YMMV / You Can't Do That on Television

  • Acceptable Political Targets: The slobbish father, Lance Prevert, is a Senator. Specifically, a Canadian Senator note  (an even more acceptable target). Originally, the writers wanted Lance Prevert to be a prime minister, but they thought American audiences wouldn't get it, so they made him a Senator since U.S. and Canadian Senators have more in common than people may think.
  • Accidental Nightmare Fuel: Many fans recall getting creeped out a little by the show's intro. Not surprising, given that it was a deliberate homage to Terry Gilliam's bizarre animations from Monty Python's Flying Circus. The very first version is perhaps the freakiest of the bunch, but judge for yourself.
  • Ear Worm: The opening theme, a Dixieland rendition of the William Tell overture.
  • Germans Love David Hasselhoff: While the show was a success in Canada, it was a cultural phenomenon when it hit the United States of America and the green slime on the show became associated with Nickelodeon.
  • Harsher in Hindsight: George Bush Shoots The Wrong Quail, from "Mistakes," comes off a bit more harshly in retrospect after George W. Bush's Vice President, Dick Cheney, did aim at the wrong target during a quail hunt and consequently shot a friend in the face.
  • Hilarious in Hindsight:
    • That scream in opening theme song sounds an awful lot like the scream that cost Howard Dean the Democratic primaries in the 2004 Presidential election.
    • Les Lye's Senator Lance Prevert is a lot funnier when you realize he's more or less like Canadian mayor Rob Ford.
  • Retroactive Recognition:
    • Alt-rocker Alanis Morissette appeared as a cast member on five episodes in 1986.
    • Klea Scott, a cast member from 1982-1984, went on to star in several American network shows including Brooklyn South.
    • And Rekha Shah, a minor cast member in 1986 and 1989, starred in the Canadian teen soap opera "Hillside", which was broadcast on Nickelodeon in 1990-1991 as Fifteen.
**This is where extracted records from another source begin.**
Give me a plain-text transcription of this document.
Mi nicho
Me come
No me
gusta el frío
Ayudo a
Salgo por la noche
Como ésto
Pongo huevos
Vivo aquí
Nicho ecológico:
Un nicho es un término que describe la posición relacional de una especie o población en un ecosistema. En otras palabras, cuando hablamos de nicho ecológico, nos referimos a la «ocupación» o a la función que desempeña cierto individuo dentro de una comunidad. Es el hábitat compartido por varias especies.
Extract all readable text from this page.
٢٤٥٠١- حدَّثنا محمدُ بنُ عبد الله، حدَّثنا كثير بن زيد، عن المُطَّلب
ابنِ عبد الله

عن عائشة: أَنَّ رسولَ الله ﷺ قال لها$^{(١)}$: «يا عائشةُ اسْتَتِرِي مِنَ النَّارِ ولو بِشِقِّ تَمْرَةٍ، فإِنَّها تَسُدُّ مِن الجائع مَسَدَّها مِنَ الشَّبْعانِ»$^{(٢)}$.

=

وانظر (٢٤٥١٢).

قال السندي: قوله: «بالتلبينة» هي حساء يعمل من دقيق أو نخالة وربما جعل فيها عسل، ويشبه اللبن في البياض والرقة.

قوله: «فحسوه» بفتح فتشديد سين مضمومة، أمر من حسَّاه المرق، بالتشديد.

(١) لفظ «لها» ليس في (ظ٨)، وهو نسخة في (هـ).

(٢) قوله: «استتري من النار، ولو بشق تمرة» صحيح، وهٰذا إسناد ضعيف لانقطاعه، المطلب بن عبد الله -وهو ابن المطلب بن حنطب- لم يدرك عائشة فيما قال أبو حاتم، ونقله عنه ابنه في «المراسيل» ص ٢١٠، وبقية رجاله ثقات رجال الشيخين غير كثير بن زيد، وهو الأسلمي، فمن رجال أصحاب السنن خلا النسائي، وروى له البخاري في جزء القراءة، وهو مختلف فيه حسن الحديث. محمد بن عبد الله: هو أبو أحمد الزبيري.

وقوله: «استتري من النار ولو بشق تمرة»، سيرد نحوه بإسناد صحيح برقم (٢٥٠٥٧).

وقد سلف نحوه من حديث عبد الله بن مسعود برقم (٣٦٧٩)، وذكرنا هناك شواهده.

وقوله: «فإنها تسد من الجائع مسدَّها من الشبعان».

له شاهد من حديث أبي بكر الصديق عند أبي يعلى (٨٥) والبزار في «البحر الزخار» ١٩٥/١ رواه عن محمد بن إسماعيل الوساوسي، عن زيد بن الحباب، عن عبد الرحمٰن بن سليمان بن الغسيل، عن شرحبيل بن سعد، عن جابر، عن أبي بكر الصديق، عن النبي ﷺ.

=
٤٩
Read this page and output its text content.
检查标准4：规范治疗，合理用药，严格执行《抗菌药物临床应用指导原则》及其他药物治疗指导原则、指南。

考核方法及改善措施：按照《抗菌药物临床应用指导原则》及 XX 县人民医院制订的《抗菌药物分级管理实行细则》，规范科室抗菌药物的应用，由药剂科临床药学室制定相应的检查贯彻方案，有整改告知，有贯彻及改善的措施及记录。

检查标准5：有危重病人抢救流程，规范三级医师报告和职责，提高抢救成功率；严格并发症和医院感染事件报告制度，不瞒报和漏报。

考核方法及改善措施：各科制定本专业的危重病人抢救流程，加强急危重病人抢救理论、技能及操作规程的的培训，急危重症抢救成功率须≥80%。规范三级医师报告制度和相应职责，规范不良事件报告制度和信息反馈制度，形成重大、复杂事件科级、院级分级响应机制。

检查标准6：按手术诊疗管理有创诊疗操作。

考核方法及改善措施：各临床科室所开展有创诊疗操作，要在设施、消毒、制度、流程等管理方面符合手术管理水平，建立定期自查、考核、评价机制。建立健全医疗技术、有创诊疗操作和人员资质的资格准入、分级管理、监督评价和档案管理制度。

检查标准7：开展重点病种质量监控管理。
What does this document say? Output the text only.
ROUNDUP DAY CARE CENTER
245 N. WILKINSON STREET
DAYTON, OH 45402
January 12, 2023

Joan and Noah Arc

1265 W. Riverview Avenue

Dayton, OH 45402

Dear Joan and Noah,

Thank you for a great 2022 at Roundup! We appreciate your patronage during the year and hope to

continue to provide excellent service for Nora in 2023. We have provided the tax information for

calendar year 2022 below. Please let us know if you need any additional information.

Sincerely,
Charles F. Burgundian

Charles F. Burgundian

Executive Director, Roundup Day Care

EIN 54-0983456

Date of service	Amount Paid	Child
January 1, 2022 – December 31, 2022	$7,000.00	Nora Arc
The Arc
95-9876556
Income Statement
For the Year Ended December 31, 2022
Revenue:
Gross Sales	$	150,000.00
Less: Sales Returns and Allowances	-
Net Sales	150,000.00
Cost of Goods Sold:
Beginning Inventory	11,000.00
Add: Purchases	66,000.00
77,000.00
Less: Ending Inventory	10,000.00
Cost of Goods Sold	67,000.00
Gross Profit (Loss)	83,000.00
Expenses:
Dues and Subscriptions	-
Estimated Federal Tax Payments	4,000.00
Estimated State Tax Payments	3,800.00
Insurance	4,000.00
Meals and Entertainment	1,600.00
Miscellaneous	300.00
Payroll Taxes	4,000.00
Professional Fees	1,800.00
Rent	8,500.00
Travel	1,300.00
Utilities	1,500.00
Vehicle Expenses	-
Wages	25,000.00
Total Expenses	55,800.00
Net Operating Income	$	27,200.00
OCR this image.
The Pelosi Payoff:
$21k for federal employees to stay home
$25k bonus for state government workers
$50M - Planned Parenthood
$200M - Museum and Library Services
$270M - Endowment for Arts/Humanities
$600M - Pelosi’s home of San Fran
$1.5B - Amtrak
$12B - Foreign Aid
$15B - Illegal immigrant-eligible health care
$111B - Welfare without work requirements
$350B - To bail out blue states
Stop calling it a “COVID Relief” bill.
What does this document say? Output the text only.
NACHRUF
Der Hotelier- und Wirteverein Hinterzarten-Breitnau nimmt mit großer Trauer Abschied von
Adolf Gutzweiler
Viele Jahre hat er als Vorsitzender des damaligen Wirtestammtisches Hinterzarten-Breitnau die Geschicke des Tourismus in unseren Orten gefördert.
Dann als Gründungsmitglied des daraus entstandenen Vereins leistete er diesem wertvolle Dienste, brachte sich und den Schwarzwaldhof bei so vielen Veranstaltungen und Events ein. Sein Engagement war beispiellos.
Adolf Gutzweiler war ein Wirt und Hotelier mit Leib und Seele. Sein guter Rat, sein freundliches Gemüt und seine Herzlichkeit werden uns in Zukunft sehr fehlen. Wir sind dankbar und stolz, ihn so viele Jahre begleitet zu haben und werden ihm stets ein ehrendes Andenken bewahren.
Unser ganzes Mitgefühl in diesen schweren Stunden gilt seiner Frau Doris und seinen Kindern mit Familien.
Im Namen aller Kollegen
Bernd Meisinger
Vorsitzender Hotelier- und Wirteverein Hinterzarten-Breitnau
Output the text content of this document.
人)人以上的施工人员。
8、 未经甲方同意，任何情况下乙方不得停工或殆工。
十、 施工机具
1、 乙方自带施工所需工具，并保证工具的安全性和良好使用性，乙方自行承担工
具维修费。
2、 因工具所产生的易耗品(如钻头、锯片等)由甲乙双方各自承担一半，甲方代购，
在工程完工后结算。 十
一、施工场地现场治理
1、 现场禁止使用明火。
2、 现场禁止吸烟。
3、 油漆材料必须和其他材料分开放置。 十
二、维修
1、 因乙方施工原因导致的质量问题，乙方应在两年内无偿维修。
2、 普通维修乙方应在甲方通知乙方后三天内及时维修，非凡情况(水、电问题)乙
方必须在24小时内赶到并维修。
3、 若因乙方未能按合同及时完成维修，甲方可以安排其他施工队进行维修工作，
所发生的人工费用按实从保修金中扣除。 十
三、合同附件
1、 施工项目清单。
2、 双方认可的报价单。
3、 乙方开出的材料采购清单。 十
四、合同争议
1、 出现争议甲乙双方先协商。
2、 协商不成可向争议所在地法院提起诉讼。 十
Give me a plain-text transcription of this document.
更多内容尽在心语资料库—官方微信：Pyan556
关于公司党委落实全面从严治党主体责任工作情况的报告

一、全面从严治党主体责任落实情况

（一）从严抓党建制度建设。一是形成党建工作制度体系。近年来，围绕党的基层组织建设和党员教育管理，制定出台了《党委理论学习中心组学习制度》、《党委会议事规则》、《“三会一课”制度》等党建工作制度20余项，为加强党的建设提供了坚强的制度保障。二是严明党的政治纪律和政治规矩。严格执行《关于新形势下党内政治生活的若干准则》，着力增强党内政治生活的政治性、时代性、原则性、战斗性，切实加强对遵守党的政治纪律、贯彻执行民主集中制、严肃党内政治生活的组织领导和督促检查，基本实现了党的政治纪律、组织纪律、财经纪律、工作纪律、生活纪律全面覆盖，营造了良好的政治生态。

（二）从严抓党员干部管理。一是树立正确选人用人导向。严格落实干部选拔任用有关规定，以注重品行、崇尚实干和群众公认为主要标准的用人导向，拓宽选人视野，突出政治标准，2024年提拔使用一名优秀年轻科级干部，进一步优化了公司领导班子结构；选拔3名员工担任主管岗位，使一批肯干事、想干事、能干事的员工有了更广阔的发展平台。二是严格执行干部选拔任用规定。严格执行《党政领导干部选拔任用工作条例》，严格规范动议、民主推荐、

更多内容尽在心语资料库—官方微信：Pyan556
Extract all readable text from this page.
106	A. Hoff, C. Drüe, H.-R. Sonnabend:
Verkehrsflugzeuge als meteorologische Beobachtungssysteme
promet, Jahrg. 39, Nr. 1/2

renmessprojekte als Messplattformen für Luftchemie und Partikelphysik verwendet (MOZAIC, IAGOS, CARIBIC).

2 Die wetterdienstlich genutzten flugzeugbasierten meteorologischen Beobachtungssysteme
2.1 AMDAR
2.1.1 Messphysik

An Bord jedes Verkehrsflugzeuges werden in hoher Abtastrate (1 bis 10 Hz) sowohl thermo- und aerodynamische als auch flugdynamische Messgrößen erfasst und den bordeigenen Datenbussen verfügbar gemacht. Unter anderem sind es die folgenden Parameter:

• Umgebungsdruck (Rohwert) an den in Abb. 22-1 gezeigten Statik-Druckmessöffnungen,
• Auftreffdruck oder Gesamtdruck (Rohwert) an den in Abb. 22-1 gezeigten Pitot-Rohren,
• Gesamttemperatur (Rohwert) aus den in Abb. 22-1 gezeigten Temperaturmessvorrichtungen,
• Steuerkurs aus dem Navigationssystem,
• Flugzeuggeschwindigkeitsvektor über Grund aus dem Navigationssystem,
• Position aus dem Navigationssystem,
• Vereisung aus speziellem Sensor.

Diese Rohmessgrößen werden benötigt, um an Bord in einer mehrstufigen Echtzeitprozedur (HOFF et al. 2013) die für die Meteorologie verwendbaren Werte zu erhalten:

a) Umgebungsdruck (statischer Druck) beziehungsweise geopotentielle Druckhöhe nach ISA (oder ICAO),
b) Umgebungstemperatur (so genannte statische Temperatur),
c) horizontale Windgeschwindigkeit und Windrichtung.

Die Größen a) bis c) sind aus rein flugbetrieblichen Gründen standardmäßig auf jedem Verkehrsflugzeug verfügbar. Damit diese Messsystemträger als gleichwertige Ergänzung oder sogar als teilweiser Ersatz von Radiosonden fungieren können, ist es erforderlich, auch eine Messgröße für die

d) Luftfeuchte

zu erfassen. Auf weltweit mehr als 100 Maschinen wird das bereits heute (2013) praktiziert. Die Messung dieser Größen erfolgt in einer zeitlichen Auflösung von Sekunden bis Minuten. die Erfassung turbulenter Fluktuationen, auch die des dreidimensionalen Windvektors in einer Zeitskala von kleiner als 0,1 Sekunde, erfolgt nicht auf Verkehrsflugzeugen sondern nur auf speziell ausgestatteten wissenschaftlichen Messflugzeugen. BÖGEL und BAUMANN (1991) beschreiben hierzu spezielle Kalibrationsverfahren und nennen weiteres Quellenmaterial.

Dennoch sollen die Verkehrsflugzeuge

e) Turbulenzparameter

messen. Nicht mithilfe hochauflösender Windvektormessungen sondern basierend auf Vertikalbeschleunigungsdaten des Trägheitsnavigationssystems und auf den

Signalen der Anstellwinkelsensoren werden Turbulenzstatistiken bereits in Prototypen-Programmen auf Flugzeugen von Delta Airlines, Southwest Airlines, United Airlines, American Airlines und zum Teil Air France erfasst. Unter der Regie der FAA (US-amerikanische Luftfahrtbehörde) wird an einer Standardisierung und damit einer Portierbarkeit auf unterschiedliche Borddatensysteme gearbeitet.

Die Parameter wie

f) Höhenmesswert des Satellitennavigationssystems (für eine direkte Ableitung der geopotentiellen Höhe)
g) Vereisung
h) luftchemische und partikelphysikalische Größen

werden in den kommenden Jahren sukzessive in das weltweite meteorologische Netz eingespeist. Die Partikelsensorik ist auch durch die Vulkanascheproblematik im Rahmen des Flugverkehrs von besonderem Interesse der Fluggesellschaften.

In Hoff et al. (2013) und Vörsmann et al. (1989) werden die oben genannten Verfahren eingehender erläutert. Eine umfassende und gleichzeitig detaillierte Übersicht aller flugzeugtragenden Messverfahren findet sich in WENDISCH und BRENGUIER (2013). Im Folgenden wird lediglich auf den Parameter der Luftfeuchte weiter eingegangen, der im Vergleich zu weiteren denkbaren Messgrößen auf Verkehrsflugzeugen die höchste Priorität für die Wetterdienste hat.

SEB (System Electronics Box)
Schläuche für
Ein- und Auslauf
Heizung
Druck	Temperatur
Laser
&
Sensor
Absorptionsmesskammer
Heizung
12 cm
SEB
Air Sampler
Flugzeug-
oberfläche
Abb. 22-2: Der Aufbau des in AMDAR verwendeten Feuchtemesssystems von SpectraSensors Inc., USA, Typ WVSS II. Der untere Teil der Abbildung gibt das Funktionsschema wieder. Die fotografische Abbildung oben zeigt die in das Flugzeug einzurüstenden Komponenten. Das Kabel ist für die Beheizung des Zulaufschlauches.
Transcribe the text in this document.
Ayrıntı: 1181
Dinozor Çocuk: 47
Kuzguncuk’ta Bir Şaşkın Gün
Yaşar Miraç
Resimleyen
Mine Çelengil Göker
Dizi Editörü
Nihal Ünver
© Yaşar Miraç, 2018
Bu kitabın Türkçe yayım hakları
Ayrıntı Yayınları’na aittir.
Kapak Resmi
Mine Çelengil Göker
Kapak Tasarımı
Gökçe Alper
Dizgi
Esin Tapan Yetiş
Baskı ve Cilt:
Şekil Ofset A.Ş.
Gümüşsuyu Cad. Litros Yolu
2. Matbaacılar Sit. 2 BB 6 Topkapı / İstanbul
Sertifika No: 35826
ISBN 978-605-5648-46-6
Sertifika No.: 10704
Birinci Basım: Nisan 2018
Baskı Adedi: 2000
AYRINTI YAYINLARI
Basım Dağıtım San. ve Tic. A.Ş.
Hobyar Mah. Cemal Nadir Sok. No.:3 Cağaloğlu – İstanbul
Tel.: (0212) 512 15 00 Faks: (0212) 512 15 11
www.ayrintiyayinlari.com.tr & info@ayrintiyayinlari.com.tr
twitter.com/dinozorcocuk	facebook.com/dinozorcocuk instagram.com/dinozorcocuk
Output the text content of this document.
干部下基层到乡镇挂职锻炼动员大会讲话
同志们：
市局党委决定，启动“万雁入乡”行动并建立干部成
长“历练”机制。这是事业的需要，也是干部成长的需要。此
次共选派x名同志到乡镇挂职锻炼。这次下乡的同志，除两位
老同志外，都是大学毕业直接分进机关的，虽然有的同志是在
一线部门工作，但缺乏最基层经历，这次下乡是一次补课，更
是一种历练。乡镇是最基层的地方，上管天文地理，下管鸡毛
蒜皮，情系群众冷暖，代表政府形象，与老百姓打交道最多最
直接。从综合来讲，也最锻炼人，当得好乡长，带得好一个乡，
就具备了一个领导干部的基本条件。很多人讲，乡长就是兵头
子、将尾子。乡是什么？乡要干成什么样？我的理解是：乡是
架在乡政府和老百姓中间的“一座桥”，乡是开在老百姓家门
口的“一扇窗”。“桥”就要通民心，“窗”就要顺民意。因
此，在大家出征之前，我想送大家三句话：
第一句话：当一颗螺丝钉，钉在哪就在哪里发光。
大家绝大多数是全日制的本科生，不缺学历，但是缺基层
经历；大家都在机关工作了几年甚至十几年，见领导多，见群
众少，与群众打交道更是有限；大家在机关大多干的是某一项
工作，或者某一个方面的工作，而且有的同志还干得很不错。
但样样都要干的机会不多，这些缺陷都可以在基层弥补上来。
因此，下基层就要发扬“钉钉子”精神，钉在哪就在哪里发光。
  • Seinfeld Is Unfunny: Modern day viewers who are accustomed to more recent kid-focused sketch shows like successor series All That may have a hard time appreciating how revolutionary YCDTOTV was in the 80's.
  • Values Dissonance: The show's title was very prophetic, when you think about the stuff it did on television that you totally can't do now:
    • The Firing Squad sketches. No way they'd show a trigger-happy dictator hell-bent on executing a kid these days.
    • The earlier episodes had no problem with showing adults smoking on-camera in front of the kids, which would cause today's Moral Guardians to have apoplectic fits.